Friday, March 1, 2013

Living with Deadly Animals


Grizzly Man (2005) is a documentary film that focuses on Timothy Treadwell, who was an amateur grizzly bear expert. For thirteen consecutive summers, Timothy would move out to Katmai, which is located in the Alaskan Peninsula, to study the grizzly bear. Timothy loved the bears and he acted as though he was a part of their family, giving them names and studying their personality traits. He claimed to be studying the bears so that he could protect them and learn from them. In the summer of 2003, Timothy and his girlfriend, Amie Huguenard, were spending the summer studying and living amongst the bears. However, this summer proved to be fatal for Timothy and Amie when they were surprised, attacked, and killed by a bear. The narrator of the film, Werner Herzog, was able to find over one hundred hours of footage filmed by Timothy, which he turned into the documentary Grizzly Man. The documentary shows the complicated life and relationship that Timothy shared with the endangered bears.

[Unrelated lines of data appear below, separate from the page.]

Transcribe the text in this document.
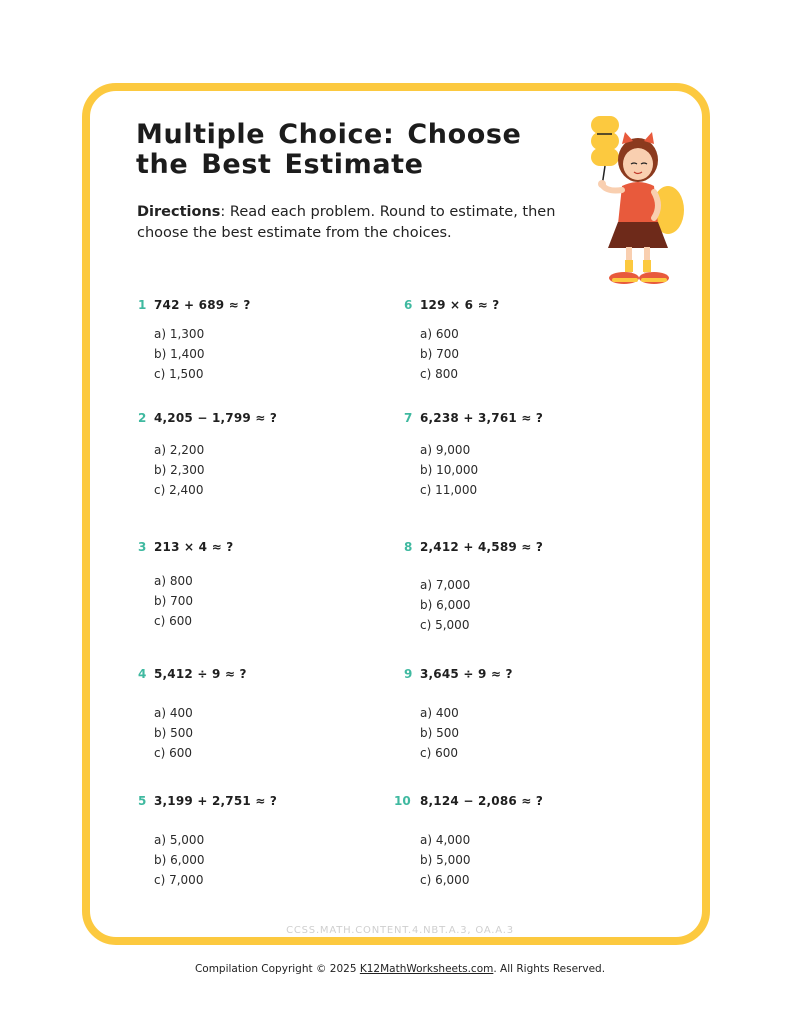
Multiple Choice: Choose the Best Estimate

Directions: Read each problem. Round to estimate, then choose the best estimate from the choices.

1 742 + 689 ≈ ?
a) 1,300
b) 1,400
c) 1,500
2 4,205 − 1,799 ≈ ?
a) 2,200
b) 2,300
c) 2,400
3 213 × 4 ≈ ?
a) 800
b) 700
c) 600
4 5,412 ÷ 9 ≈ ?
a) 400
b) 500
c) 600
5 3,199 + 2,751 ≈ ?
a) 5,000
b) 6,000
c) 7,000
6 129 × 6 ≈ ?
a) 600
b) 700
c) 800
7 6,238 + 3,761 ≈ ?
a) 9,000
b) 10,000
c) 11,000
8 2,412 + 4,589 ≈ ?
a) 7,000
b) 6,000
c) 5,000
9 3,645 ÷ 9 ≈ ?
a) 400
b) 500
c) 600
10 8,124 − 2,086 ≈ ?
a) 4,000
b) 5,000
c) 6,000
CCSS.MATH.CONTENT.4.NBT.A.3, OA.A.3
Compilation Copyright © 2025 K12MathWorksheets.com. All Rights Reserved.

In the reading by Werner Herzog, who narrated and directed the film Grizzly Man, he explains what he thinks documentary films should present to the audience.
I elevate the spectator, before he has even seen the first frame, to a high level, from which to enter the film. And I, the author of the film, do not let him descend from this height until it is over. Only in this state of sublimity does something deeper become possible, a kind of truth that is the enemy of the merely factual. Ecstatic truth, I call it.”
This quote by Herzog explains how he intends to portray his documentaries. It is an interesting quote because I’m not sure if I felt the way he described. As I watched Grizzly Man I did not transport to a subliminal state or become elevated to a “high level.” Although I can’t deny that I did feel compassion and other emotions while watching the films, I don’t think I was transported to any higher level.
            The idea of ecstatic truth is a fascinating idea in relation to documentaries. I am not sure that the audience needs to be in a sublime state in order to understand or see the kind of ecstatic truth Herzog describes. I think that ecstatic truth can be achieved through an emotional connection to the documentary film. Beyond the explanation of factual truths that documentary films present, the emotional attachment and closeness that the audience can feel, is what I find an ecstatic truth.
            In Grizzly Man, I think that the sympathy and the worry that I felt for Timothy was a version of the “subliminal state” that Herzog wanted the audience to reach. When Herzog talks about Treadwell in the film.
And what haunts me, is that in all the faces of all the bears that Treadwell ever filmed, I discover no kinship, no understanding, no mercy. I see only the overwhelming indifference of nature. To me, there is no such thing as a secret world of the bears. And this blank stare speaks only of a half-bored interest in food. But for Timothy Treadwell, this bear was a friend, a savior.”
This quote makes the audience have condolences for Timothy and Amie because Timothy thought he was connected with the bears. If Timothy wasn’t actually connected with the bears, it would make us wonder if he lost his life for nothing to dwell amongst the endangered grizzly bears. Do you think that Grizzly Man achieves the ecstatic truth? Do you think that Herzog accurately describes what ecstatic truth is in documentaries? If Grizzly Man doesn’t achieve an ecstatic truth, what do you think it is and what documentaries do you think display it accurately?